E então, Takamori apareceu.
O velho conselheiro correu pelo pátio como se tivesse visto algo que não poderia ser descrito em palavras. Ele segurava um pergaminho, mas seus olhos arregalados diziam mais do que qualquer mensagem lacrada.
— Os monges dizem que os templos estão desmoronando! — sua voz falhou por um instante. — As montanhas ao norte… estão se partindo!
Harauto abriu a boca para responder, mas não teve tempo.
As nuvens estavam desaparecendo, como se fossem sugadas. Estrondo!
Não era um trovão. Não era um som natural. Pelo menos não da natureza que conhecia.
Era algo profundo, denso, como o próprio coração do planeta sendo arrancado do peito.
O príncipe, em pé, equilibrado, único imóvel observando tudo, só pensava em sua princesa.
E então, o horizonte tremeu.
Takamori se aproximou novamente, após ter levantado algumas crianças e as entregue para a mãe, mais desesperada que os pequenos. Apontou para o oeste, os lábios trêmulos.
— Meu senhor… aquilo…
Harauto seguiu o olhar do conselheiro.
E o que viu destruiu qualquer certeza que ele ainda pudesse ter sobre o mundo.
O mar estava se erguendo.
Mas não como uma onda.
O oceano inteiro estava sendo puxado para cima, como se um lençol líquido estivesse sendo erguido por mãos invisíveis.

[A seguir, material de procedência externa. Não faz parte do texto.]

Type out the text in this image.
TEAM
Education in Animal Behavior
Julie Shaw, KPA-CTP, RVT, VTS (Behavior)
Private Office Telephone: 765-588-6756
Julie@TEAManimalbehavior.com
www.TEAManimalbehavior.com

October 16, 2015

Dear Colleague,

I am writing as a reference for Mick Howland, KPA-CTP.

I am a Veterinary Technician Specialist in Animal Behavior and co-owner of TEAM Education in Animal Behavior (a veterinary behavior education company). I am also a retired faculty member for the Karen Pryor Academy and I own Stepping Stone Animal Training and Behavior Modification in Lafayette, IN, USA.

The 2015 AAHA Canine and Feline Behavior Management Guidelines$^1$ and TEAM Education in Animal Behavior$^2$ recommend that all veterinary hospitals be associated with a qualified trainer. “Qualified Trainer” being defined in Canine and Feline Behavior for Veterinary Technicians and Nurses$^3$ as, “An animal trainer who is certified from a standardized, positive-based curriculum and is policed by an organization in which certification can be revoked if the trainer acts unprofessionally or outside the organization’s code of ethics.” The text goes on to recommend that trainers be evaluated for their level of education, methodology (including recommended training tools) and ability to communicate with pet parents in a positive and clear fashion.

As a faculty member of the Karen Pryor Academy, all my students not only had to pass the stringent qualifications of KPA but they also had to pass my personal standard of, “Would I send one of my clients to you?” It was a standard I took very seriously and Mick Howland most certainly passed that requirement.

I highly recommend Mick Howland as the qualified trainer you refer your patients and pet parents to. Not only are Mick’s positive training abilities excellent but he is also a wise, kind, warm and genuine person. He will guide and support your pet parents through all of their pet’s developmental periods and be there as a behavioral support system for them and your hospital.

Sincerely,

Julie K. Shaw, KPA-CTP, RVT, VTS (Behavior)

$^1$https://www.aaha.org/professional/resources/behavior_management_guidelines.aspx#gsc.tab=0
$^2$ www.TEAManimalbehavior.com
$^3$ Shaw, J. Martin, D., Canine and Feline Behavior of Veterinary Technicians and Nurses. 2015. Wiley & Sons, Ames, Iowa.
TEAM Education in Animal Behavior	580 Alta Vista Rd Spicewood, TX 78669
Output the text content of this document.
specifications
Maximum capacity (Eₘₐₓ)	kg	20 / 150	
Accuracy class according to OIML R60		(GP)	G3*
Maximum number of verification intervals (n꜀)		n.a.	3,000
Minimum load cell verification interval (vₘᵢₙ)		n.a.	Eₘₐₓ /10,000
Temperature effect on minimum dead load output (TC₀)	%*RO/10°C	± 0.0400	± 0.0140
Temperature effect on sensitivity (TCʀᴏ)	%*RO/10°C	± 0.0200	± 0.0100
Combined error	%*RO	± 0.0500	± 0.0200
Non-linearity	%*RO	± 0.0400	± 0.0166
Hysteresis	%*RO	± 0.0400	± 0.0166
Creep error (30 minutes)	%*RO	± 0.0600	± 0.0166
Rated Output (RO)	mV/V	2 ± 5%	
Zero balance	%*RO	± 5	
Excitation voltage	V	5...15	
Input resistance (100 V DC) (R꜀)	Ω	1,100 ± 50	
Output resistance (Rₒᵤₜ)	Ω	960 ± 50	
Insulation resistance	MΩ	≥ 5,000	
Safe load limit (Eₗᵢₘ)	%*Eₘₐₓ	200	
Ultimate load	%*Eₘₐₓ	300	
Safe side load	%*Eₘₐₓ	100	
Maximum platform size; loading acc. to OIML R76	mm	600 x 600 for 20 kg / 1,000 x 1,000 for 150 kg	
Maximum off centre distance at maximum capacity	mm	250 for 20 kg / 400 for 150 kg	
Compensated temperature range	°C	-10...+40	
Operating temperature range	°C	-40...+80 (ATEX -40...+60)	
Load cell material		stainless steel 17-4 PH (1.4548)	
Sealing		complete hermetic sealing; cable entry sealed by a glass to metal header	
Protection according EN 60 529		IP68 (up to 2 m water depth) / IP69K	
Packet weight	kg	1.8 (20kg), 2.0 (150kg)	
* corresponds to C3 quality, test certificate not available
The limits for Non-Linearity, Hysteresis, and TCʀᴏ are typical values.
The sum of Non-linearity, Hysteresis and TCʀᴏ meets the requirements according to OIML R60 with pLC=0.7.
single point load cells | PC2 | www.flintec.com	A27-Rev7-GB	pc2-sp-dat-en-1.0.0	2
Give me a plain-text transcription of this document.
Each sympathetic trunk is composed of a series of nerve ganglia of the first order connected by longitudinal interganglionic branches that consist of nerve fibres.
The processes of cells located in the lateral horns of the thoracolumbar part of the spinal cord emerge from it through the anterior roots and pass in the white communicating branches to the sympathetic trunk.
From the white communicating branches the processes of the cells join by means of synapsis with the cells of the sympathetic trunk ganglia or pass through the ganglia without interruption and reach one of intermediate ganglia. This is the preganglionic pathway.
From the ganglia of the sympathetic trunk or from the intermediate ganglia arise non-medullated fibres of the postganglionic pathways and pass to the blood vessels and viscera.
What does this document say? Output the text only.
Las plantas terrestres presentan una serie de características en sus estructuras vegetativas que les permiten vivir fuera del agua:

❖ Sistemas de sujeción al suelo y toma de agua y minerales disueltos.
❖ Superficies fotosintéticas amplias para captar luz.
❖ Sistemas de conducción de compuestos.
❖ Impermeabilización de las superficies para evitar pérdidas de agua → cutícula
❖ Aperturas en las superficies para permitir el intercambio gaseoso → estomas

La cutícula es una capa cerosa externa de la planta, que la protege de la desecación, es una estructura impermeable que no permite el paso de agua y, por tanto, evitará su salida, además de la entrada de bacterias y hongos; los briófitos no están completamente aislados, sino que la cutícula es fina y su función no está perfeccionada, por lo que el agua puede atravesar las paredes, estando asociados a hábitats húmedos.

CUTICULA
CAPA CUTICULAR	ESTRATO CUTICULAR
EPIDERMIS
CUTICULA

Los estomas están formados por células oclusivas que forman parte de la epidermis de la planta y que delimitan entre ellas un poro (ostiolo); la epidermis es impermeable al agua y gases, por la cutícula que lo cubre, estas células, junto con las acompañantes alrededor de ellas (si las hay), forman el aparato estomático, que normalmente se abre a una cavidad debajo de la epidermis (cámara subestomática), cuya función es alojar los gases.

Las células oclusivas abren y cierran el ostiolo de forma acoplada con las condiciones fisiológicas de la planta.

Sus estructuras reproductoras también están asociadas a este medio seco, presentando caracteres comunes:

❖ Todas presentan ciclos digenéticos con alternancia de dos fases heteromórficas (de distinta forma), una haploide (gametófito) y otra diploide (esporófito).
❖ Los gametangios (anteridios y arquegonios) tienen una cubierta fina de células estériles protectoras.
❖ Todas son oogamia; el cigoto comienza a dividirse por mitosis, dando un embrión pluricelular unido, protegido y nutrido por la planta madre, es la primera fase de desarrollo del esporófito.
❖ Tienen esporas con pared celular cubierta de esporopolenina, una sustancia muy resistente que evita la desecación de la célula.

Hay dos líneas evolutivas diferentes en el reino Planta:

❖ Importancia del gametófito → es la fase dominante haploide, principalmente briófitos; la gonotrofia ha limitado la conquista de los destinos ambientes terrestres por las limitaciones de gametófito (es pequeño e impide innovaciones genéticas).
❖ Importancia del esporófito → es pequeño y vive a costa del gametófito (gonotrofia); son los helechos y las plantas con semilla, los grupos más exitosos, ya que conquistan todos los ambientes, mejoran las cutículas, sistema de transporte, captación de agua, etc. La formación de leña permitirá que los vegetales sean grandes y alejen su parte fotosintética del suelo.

E debaixo dele, o chão se partia em fendas enormes, abrindo-se como o ventre de uma besta dissecada.
Os rios refluíram em direções impossíveis e misturadas.
O par parecia ficar cada vez mais rarefeito, causando dificuldade par respirar.
Algo estava puxando a Terra para longe de si mesma, partindo-a em pedaços.
O tempo parecia prender-se em um instante.
Harauto compreendeu, tarde demais, que já não havia retorno.
Ele virou-se para Takamori.
— Temos que fazer algo por eles! — Apontando para o caos que se fazia entre seu povo.
Mas foi tarde demais.
O quarto tremor veio como uma explosão nuclear, cegando o mundo.